Effectively integrating security practices within Agile software development is essential as software systems become complex and critical. While Agile methodologies are widely adopted for their responsiveness and efficiency, many security practices remain documentation-heavy and process-driven, creating friction with Agile's emphasis on frequent delivery, individuals, and interactions. This Ph.D. dissertation investigates the integration of security practices—particularly Dynamic Application Security Testing (DAST), used to identify critical real-time vulnerabilities in web applications—into Agile workflows, examining its perceived impact on development teams and processes. We first surveyed Agile practitioners to understand their perspectives on security integration, revealing both benefits and challenges in implementation. We then explored how Large Language Models (LLMs) could improve the comprehension of security testing outputs, demonstrating that LLM generated summaries enhance the accessibility and understanding of security alerts. Subsequently, an in-depth real-world case study of a Kanban-based Agile team integrating DAST into its Continuous Integration Continuous Development (CI/CD) pipelines uncovered practical obstacles—such as report complexity and workflow interruptions, alongside conditions that supported successful adoption, including increased automation and dedicated engineering support. Finally, the insights from these studies informed the development of SafeAIMerge, a CI/CD-based tool that integrates DAST scanning with LLM-generated summaries to deliver actionable, developer-friendly security feedback within pull requests (PRs).

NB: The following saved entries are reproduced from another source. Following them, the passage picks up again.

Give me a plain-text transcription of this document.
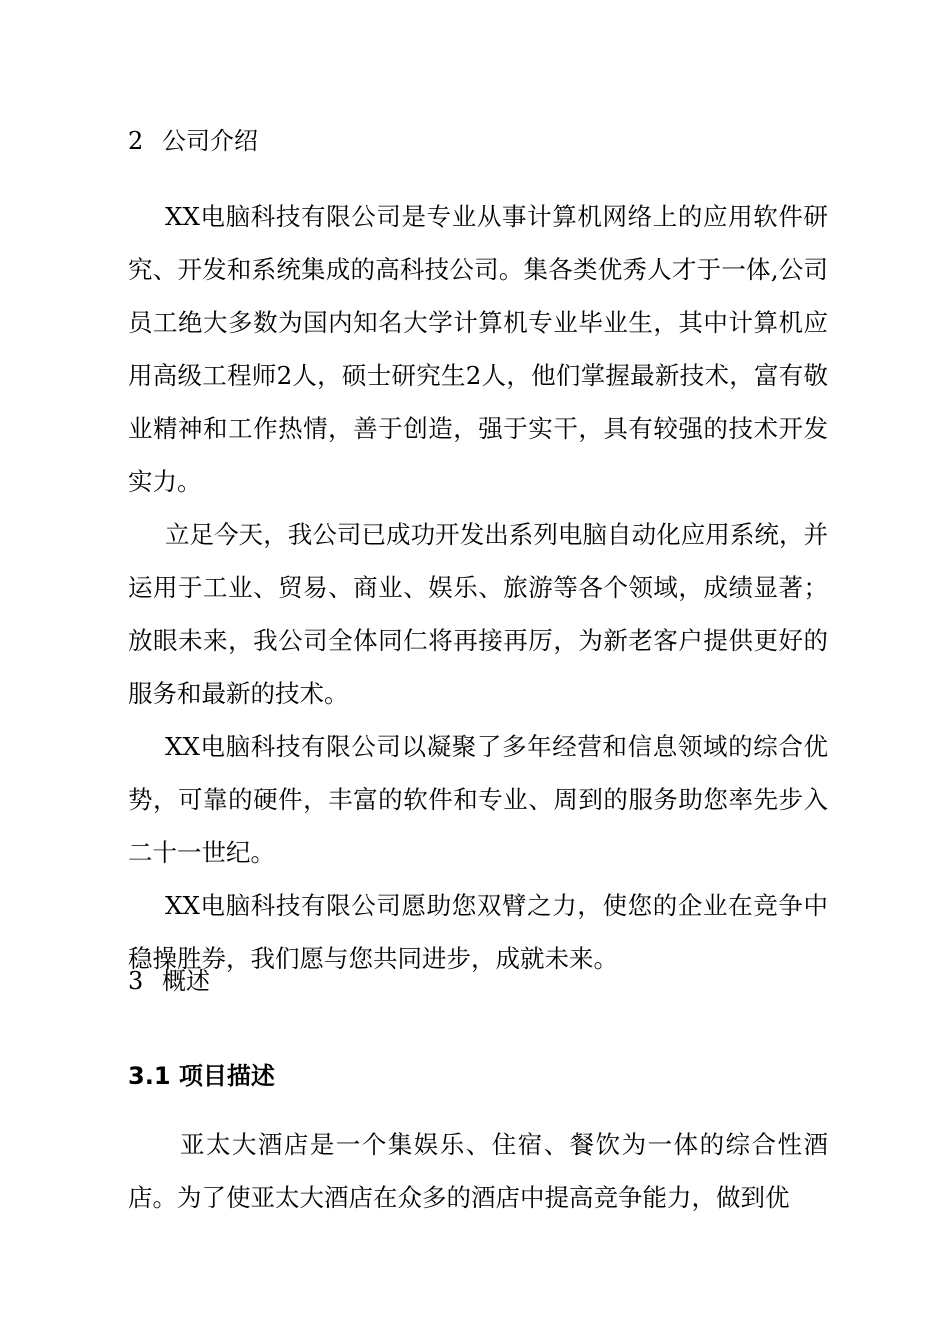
2 公司介绍

XX电脑科技有限公司是专业从事计算机网络上的应用软件研究、开发和系统集成的高科技公司。集各类优秀人才于一体,公司员工绝大多数为国内知名大学计算机专业毕业生，其中计算机应用高级工程师2人，硕士研究生2人，他们掌握最新技术，富有敬业精神和工作热情，善于创造，强于实干，具有较强的技术开发实力。

立足今天，我公司已成功开发出系列电脑自动化应用系统，并运用于工业、贸易、商业、娱乐、旅游等各个领域，成绩显著；放眼未来，我公司全体同仁将再接再厉，为新老客户提供更好的服务和最新的技术。

XX电脑科技有限公司以凝聚了多年经营和信息领域的综合优势，可靠的硬件，丰富的软件和专业、周到的服务助您率先步入二十一世纪。

XX电脑科技有限公司愿助您双臂之力，使您的企业在竞争中稳操胜券，我们愿与您共同进步，成就未来。

3 概述
3.1 项目描述

亚太大酒店是一个集娱乐、住宿、餐饮为一体的综合性酒店。为了使亚太大酒店在众多的酒店中提高竞争能力，做到优
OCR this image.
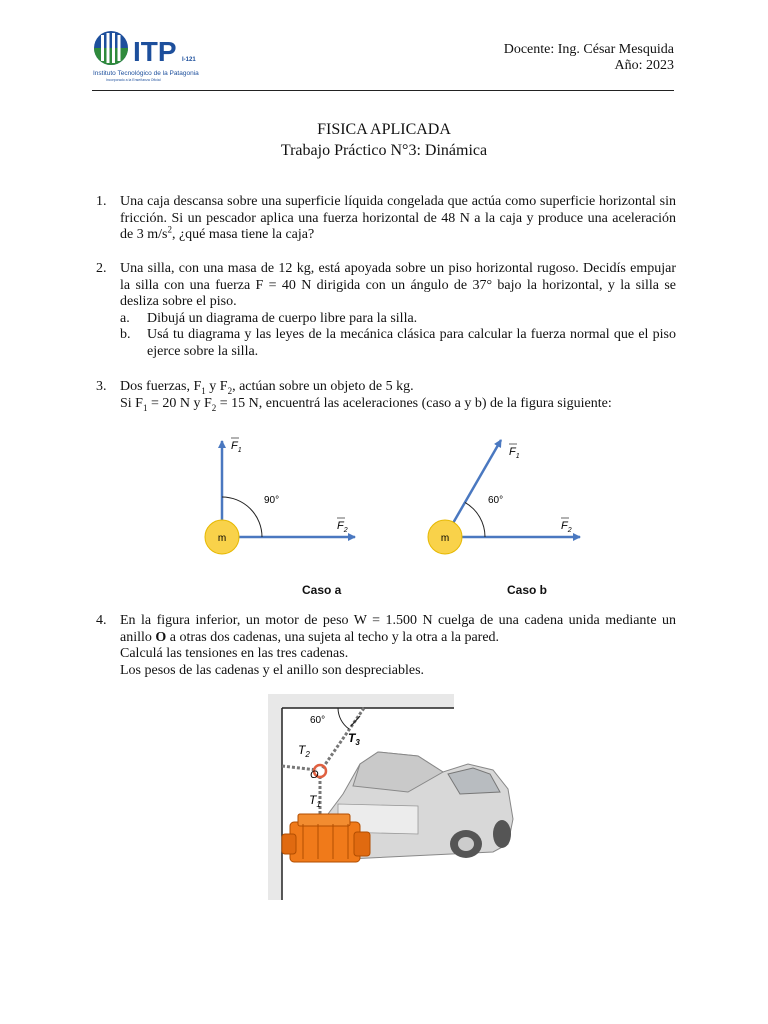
ITP I-121
Instituto Tecnológico de la Patagonia
Incorporado a la Enseñanza Oficial
Docente: Ing. César Mesquida
Año: 2023
FISICA APLICADA
Trabajo Práctico N°3: Dinámica
1. Una caja descansa sobre una superficie líquida congelada que actúa como superficie horizontal sin fricción. Si un pescador aplica una fuerza horizontal de 48 N a la caja y produce una aceleración de 3 $m/s^2$, ¿qué masa tiene la caja?
2. Una silla, con una masa de 12 kg, está apoyada sobre un piso horizontal rugoso. Decidís empujar la silla con una fuerza F = 40 N dirigida con un ángulo de 37° bajo la horizontal, y la silla se desliza sobre el piso.
a. Dibujá un diagrama de cuerpo libre para la silla.
b. Usá tu diagrama y las leyes de la mecánica clásica para calcular la fuerza normal que el piso ejerce sobre la silla.
3. Dos fuerzas, $F_1$ y $F_2$, actúan sobre un objeto de 5 kg.
Si $F_1 = 20$ N y $F_2 = 15$ N, encuentrá las aceleraciones (caso a y b) de la figura siguiente:
m
90°
$F_1$
$F_2$
m
60°
$F_1$
$F_2$
Caso a	Caso b
4. En la figura inferior, un motor de peso W = 1.500 N cuelga de una cadena unida mediante un anillo O a otras dos cadenas, una sujeta al techo y la otra a la pared.
Calculá las tensiones en las tres cadenas.
Los pesos de las cadenas y el anillo son despreciables.
60°
$T_3$
$T_2$
O
$T_1$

Practitioner evaluations indicate that the tool reduces cognitive and emotional workload during vulnerability remediation, enhances security report understanding, and supports software developers in more efficient resolution of security issues. Together, these studies form a cohesive body of evidence demonstrating how security practices such as DAST, when supported by automated workflows, LLMs, and guided by practitioner-centered design, can be effectively embedded into Agile development.